Mark E. Buckley

Profitability per Job

It is often a good idea to evaluate how much money you made on a specific job. You can then use this information to determine your future pricing. It can also help you to analyze why your overall profitability is below expectations.

The first amount you need is your total revenue from the project. This might be lower than what you billed if the customer requested a discount or you had to remove some billed items.

Next you should determine your cost of materials. This would be a significant amount for contractors but might be a rather low amount for professionals and other services.

Next determine your subcontracted costs. If you had to outsource any parts of the job to another company this will reduce your net proceeds.

Next determine your internal labor costs. This can be harder to determine. You will need to know which of your employees worked on the project and how many hours they spent on that job. The rate would include not only their hourly wages but also your cost of benefits, taxes, and insurance.

These three expenses: materials, subcontractors, and employees would constitute your variable costs. The variable costs are generally broken into two categories: Materials and Labor.

So far we would have:

Revenue:              $
Materials:            $
Labor:                $
  Subcontractors:     $
  Employees:          $
Net:                  $

Some small business owners take the calculations this far and then stop. While this is your net from the job, it is not really your profit.

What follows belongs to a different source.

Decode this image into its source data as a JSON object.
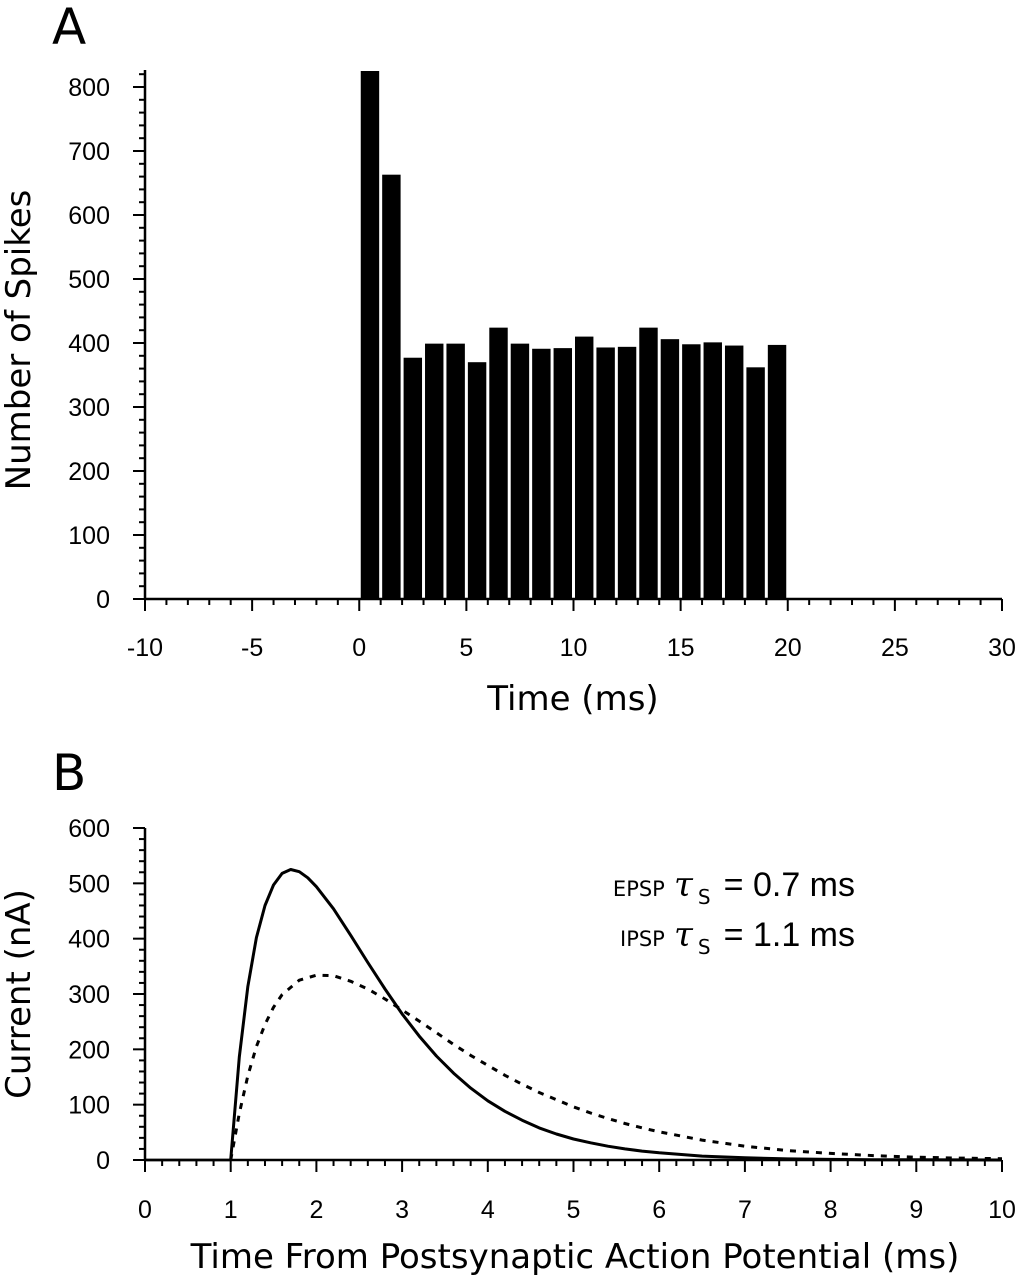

After variable costs, you need to determine your fixed costs. These might include:

  • Insurance
  • Utilities
  • Rent
  • Vehicles
  • Tools and Equipment
  • Taxes and Fees
  • Advertising and Sales Commissions

These items are generally paid monthly and do not vary depending on what jobs you are doing. So you would determine your annual costs for these overhead expenses then divide that amount to determine a monthly, weekly, daily or hourly average. Then determine how much time was spent on the job. Multiply the time spent on the job (in hours for example) by the average hourly overhead cost.

Now you would have:

Revenue:              $
Materials:            $
Labor:                $
  Subcontractors:     $
  Employees:          $
Overhead:             $  
Net:                  $

In some businesses you may want to assign some of these fixed costs as variable costs. For example if you used up a significant amount of tools, or the job was further than average, then you might want to include tools or vehicles as a variable cost per job.

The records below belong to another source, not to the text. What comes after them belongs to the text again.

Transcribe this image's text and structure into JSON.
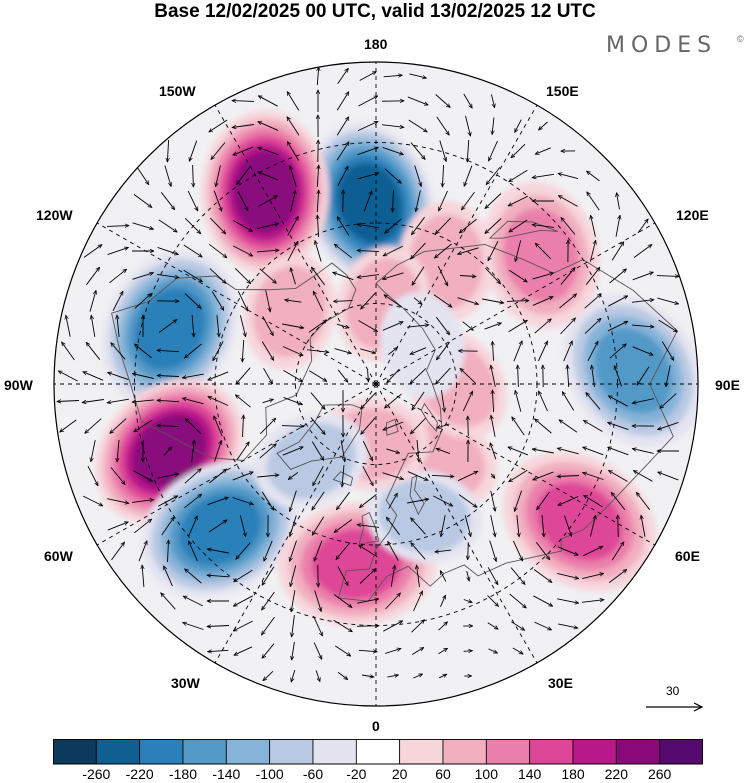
{
  "title": "Base 12/02/2025 00 UTC, valid 13/02/2025 12 UTC",
  "brand": {
    "name": "MODES",
    "mark": "©"
  },
  "longitude_labels": {
    "lon_180": "180",
    "lon_150e": "150E",
    "lon_120e": "120E",
    "lon_90e": "90E",
    "lon_60e": "60E",
    "lon_30e": "30E",
    "lon_0": "0",
    "lon_30w": "30W",
    "lon_60w": "60W",
    "lon_90w": "90W",
    "lon_120w": "120W",
    "lon_150w": "150W"
  },
  "reference_vector": {
    "value": "30"
  },
  "colorbar": {
    "tick_labels": [
      "-260",
      "-220",
      "-180",
      "-140",
      "-100",
      "-60",
      "-20",
      "20",
      "60",
      "100",
      "140",
      "180",
      "220",
      "260"
    ],
    "colors": [
      "#0b3a5c",
      "#0f5f93",
      "#2b80b9",
      "#5299c8",
      "#86b3d8",
      "#b9c9e3",
      "#e4e4f1",
      "#ffffff",
      "#f7d6dc",
      "#f1afc0",
      "#eb7fab",
      "#de4697",
      "#b9188a",
      "#89097b",
      "#560a6e"
    ]
  },
  "anomaly_centers": [
    {
      "type": "negative",
      "value": -240,
      "lon": -178,
      "lat": 45
    },
    {
      "type": "positive",
      "value": 230,
      "lon": -150,
      "lat": 35
    },
    {
      "type": "negative",
      "value": -210,
      "lon": -105,
      "lat": 37
    },
    {
      "type": "positive",
      "value": 240,
      "lon": -72,
      "lat": 36
    },
    {
      "type": "negative",
      "value": -210,
      "lon": -47,
      "lat": 37
    },
    {
      "type": "positive",
      "value": 140,
      "lon": -6,
      "lat": 45
    },
    {
      "type": "positive",
      "value": 160,
      "lon": 56,
      "lat": 29
    },
    {
      "type": "negative",
      "value": -170,
      "lon": 93,
      "lat": 26
    },
    {
      "type": "positive",
      "value": 120,
      "lon": 128,
      "lat": 38
    },
    {
      "type": "positive",
      "value": 70,
      "lon": 150,
      "lat": 55
    },
    {
      "type": "positive",
      "value": 60,
      "lon": 40,
      "lat": 65
    },
    {
      "type": "negative",
      "value": -60,
      "lon": 20,
      "lat": 55
    },
    {
      "type": "positive",
      "value": 60,
      "lon": 90,
      "lat": 70
    },
    {
      "type": "positive",
      "value": 60,
      "lon": -130,
      "lat": 62
    },
    {
      "type": "positive",
      "value": 60,
      "lon": 175,
      "lat": 70
    },
    {
      "type": "positive",
      "value": 60,
      "lon": -5,
      "lat": 75
    },
    {
      "type": "negative",
      "value": -40,
      "lon": 130,
      "lat": 75
    },
    {
      "type": "negative",
      "value": -60,
      "lon": -40,
      "lat": 65
    }
  ]
}
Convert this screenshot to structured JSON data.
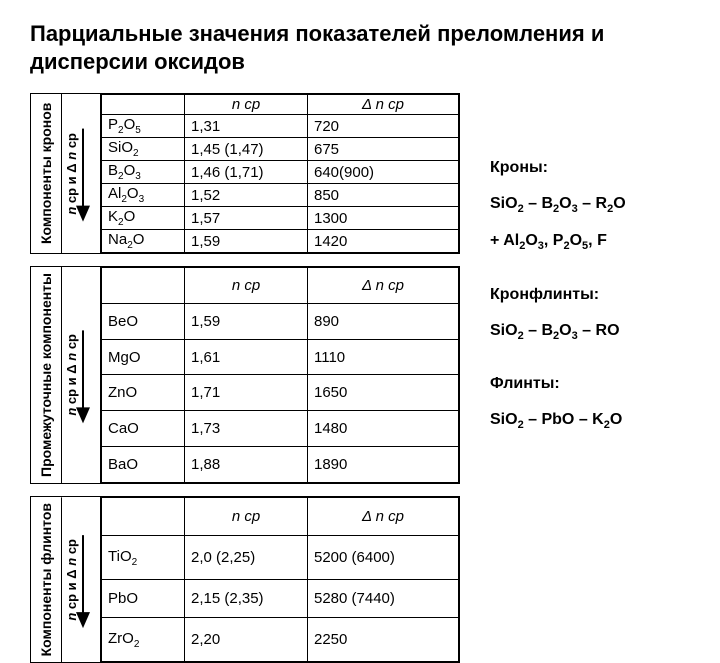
{
  "title": "Парциальные значения показателей преломления и дисперсии оксидов",
  "arrow_label_html": "<i>n</i> ср и Δ <i>n</i> ср",
  "header_n": "n ср",
  "header_dn": "Δ n ср",
  "tables": [
    {
      "caption": "Компоненты кронов",
      "rows": [
        {
          "f": "P<sub>2</sub>O<sub>5</sub>",
          "n": "1,31",
          "dn": "720"
        },
        {
          "f": "SiO<sub>2</sub>",
          "n": "1,45 (1,47)",
          "dn": "675"
        },
        {
          "f": "B<sub>2</sub>O<sub>3</sub>",
          "n": "1,46 (1,71)",
          "dn": "640(900)"
        },
        {
          "f": "Al<sub>2</sub>O<sub>3</sub>",
          "n": "1,52",
          "dn": "850"
        },
        {
          "f": "K<sub>2</sub>O",
          "n": "1,57",
          "dn": "1300"
        },
        {
          "f": "Na<sub>2</sub>O",
          "n": "1,59",
          "dn": "1420"
        }
      ]
    },
    {
      "caption": "Промежуточные компоненты",
      "rows": [
        {
          "f": "BeO",
          "n": "1,59",
          "dn": "890"
        },
        {
          "f": "MgO",
          "n": "1,61",
          "dn": "1110"
        },
        {
          "f": "ZnO",
          "n": "1,71",
          "dn": "1650"
        },
        {
          "f": "CaO",
          "n": "1,73",
          "dn": "1480"
        },
        {
          "f": "BaO",
          "n": "1,88",
          "dn": "1890"
        }
      ]
    },
    {
      "caption": "Компоненты флинтов",
      "rows": [
        {
          "f": "TiO<sub>2</sub>",
          "n": "2,0 (2,25)",
          "dn": "5200 (6400)"
        },
        {
          "f": "PbO",
          "n": "2,15 (2,35)",
          "dn": "5280 (7440)"
        },
        {
          "f": "ZrO<sub>2</sub>",
          "n": "2,20",
          "dn": "2250"
        }
      ]
    }
  ],
  "notes": [
    {
      "title": "Кроны:",
      "lines": [
        "SiO<sub>2</sub> – B<sub>2</sub>O<sub>3</sub> – R<sub>2</sub>O",
        "+ Al<sub>2</sub>O<sub>3</sub>, P<sub>2</sub>O<sub>5</sub>, F"
      ]
    },
    {
      "title": "Кронфлинты:",
      "lines": [
        "SiO<sub>2</sub> – B<sub>2</sub>O<sub>3</sub> – RO"
      ]
    },
    {
      "title": "Флинты:",
      "lines": [
        "SiO<sub>2</sub> – PbO – K<sub>2</sub>O"
      ]
    }
  ],
  "colors": {
    "text": "#000000",
    "background": "#ffffff",
    "border": "#000000"
  }
}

Finally after you have your net profit per job you want to determine how much you personally accrued from the job. Take the net and divide it by the time you, as the owner, spent on the job. If you only do one project at a time this is pretty easy. If you have several jobs running at once then you will need to apportion your time to each job.

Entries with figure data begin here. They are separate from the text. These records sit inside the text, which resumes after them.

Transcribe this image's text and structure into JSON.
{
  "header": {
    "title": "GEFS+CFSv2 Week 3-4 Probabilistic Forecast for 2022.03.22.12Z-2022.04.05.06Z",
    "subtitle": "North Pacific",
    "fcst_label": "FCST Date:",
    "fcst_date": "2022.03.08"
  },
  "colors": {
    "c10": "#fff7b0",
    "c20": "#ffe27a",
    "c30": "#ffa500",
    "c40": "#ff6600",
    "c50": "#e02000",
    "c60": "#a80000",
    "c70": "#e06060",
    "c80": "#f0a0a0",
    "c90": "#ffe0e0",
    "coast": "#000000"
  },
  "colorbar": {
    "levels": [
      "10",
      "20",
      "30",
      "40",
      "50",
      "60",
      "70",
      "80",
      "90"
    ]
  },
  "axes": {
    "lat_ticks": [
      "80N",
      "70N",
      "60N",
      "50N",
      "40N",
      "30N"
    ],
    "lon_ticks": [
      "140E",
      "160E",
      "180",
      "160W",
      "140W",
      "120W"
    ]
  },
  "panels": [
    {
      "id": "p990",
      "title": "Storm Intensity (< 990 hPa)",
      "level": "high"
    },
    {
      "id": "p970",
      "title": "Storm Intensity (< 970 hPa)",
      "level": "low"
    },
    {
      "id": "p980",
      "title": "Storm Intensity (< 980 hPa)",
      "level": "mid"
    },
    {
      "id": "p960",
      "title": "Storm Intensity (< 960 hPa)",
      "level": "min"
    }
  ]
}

So lets do a simple example. A contractor took on a project for $40,000. The job took exactly one month to completed. From this $40,000 materials for the job cost $15,000. Another $3,000 was paid to an electrician and $2,000 to a plumber. The contractor has 4 employees. They are paid $12 per hour, but including workers compensation, benefits, taxes, etc. The real cost per hour is $20. The monthly overhead includes phone $400, insurance $400, vehicles $400, tools $300, and other $200.

The results would look like this:

Revenue:              $40,000
Materials:            $15,000
Labor:                $
  Subcontractors:     $5,000
  Employees:          $12,800
Overhead:             $1,700  
Net:                  $5,500

If twelve of these jobs were completed during the year, the owner would make $66,000. Since the owner had to put in 60 hours per week to keep things going his hourly wage was $22.92. Over time you will see trends emerge. You might see that materials are always around 38% of each job, labor is usually around 45% of each job, overhead is around 5%, and your profit is around 14%.

Once you know your average profit margin you can determine your revenue goals. If you would like to make $100,000, you would divide the $100,000 profit by your profit margin of 14%. This would tell you your total revenue would have to be $714,000 in order to reach your goal.

This discussion completely ignored tax consequences just to keep it simple.